Personal information
- Date of birth: August 2, 1989 (age 37)
- Place of birth: North Bergen, New Jersey, United States
- Height: 5 ft 11 in (1.80 m)
- Position: Defensive midfielder

College career
- Years: Team / Apps / (Gls)
- 2007–2008: Tampa Spartans
- 2009–2011: South Florida Bulls

Senior career*
- Years: Team / Apps / (Gls)
- 2012: Ocala Stampede / 8 / (0)
- 2013: VSI Tampa Bay / 1 / (0)
- 2014: Karlstad BK / 12 / (2)
- 2015: Rochester Rhinos / 5 / (0)
- 2016: Orange County Blues / 5 / (0)
- 2016: Arizona United / 9 / (0)
- 2018: Jacksonville Armada / 10 / (1)
- 2019: Lansing Ignite / 8 / (0)

= Christian Silva (soccer, born 1989) =

American soccer player (born 1989)

Christian Silva (born August 2, 1989) is an American soccer player.

==Career==
===College and amateur===
Silva played one season at the University of Tampa before transferring to the University of South Florida. Silva forwent his final year of collegiate eligibility.

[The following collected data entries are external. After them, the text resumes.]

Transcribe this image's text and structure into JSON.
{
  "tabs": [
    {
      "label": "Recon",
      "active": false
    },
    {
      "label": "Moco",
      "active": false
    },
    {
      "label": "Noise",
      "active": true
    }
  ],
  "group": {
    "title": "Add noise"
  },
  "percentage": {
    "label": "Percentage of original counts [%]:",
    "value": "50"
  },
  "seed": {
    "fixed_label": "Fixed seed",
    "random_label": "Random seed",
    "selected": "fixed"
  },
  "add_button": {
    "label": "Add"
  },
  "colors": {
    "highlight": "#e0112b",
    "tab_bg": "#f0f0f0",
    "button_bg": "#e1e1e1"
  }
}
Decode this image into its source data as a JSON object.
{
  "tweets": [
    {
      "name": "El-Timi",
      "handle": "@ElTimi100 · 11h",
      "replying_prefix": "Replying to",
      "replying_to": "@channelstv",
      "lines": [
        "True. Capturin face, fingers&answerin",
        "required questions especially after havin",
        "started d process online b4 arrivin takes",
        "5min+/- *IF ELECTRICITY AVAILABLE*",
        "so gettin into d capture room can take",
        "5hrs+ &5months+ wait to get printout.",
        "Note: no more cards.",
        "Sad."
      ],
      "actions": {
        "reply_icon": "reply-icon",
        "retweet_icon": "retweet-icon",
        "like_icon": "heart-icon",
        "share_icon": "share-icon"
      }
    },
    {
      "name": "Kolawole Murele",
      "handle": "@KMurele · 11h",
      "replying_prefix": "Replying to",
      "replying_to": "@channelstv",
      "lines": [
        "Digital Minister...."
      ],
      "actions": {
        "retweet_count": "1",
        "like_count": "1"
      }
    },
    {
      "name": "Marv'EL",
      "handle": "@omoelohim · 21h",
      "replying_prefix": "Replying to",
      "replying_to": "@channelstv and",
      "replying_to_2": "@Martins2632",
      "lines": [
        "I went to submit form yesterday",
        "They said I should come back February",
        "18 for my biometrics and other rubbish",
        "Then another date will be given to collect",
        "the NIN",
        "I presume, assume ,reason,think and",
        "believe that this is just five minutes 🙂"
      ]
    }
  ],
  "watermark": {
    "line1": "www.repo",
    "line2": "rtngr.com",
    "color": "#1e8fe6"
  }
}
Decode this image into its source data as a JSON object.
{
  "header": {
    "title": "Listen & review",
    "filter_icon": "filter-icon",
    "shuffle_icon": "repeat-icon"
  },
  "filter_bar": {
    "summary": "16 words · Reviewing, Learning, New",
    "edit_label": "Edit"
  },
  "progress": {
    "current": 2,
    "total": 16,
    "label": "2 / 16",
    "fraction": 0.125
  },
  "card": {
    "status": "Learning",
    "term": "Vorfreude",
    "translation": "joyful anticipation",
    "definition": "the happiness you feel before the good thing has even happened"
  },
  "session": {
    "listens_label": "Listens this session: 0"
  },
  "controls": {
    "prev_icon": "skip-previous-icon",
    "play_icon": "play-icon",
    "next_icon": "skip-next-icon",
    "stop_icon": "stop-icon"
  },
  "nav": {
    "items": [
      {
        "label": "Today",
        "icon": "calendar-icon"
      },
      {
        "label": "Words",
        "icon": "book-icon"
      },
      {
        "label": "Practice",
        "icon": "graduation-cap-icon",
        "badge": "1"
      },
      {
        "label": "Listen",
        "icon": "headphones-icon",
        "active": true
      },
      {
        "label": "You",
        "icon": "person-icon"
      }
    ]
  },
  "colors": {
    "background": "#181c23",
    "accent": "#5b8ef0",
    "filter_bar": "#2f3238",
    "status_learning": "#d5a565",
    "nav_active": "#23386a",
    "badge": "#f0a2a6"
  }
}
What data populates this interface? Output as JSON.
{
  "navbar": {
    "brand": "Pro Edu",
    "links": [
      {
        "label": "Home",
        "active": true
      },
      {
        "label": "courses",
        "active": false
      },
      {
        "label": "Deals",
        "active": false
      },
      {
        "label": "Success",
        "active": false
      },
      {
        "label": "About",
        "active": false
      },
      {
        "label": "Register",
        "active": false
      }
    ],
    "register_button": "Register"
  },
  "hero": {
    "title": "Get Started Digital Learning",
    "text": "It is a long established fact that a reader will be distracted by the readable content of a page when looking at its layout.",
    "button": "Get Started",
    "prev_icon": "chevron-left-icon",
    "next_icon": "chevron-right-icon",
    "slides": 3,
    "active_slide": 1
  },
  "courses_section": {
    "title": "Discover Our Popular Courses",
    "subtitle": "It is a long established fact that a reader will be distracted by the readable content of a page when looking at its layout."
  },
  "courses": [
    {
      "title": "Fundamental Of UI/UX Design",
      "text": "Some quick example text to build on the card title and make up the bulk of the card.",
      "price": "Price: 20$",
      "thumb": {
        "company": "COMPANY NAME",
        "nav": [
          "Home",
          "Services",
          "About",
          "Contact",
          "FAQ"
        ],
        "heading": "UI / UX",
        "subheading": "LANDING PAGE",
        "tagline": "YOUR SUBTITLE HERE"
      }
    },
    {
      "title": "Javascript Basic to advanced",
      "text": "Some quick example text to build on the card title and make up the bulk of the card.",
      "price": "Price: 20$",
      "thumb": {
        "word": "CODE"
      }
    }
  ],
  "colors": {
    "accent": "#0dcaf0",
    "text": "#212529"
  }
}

In Germany, Silva attracted the attention of Hannover 96, Dieter Schatzschneider. Trial for Hannover 96 U-23, coached by Andreas Bergmann. Bergmann decided to keep Silva until the winter pause of the 2011–2012 Regionalliga Nord season. Valérien Ismaël was soon after appointed head coach and did not offer Silva a contract. SV Werder Bremen U-23 trial in January 2012.

Silva also appeared for USL PDL club Ocala Stampede in 2012 before suffering a MCL tear.

===Professional===
Silva signed with USL Pro club VSI Tampa Bay FC in 2013, the club folded at the end of the 2013 season.

In 2014, he moved to Swedish side Karlstad BK where he played 12 matches and contributed two goals during his time with the club.

Silva signed with United Soccer League side Rochester Rhinos on March 24, 2015. He suffered an ACL tear on May 20, 2015, while playing in the first round of U.S. Open Cup and was forced to miss the remainder of the season where the Rhinos would go on to win the USL Championship.

In January 2016, United Soccer League side Orange County Blues FC announced the signing of Silva. In 2016 Silva completed a transfer to United Soccer League side Arizona United, and then to Jacksonville Armada FC in 2018.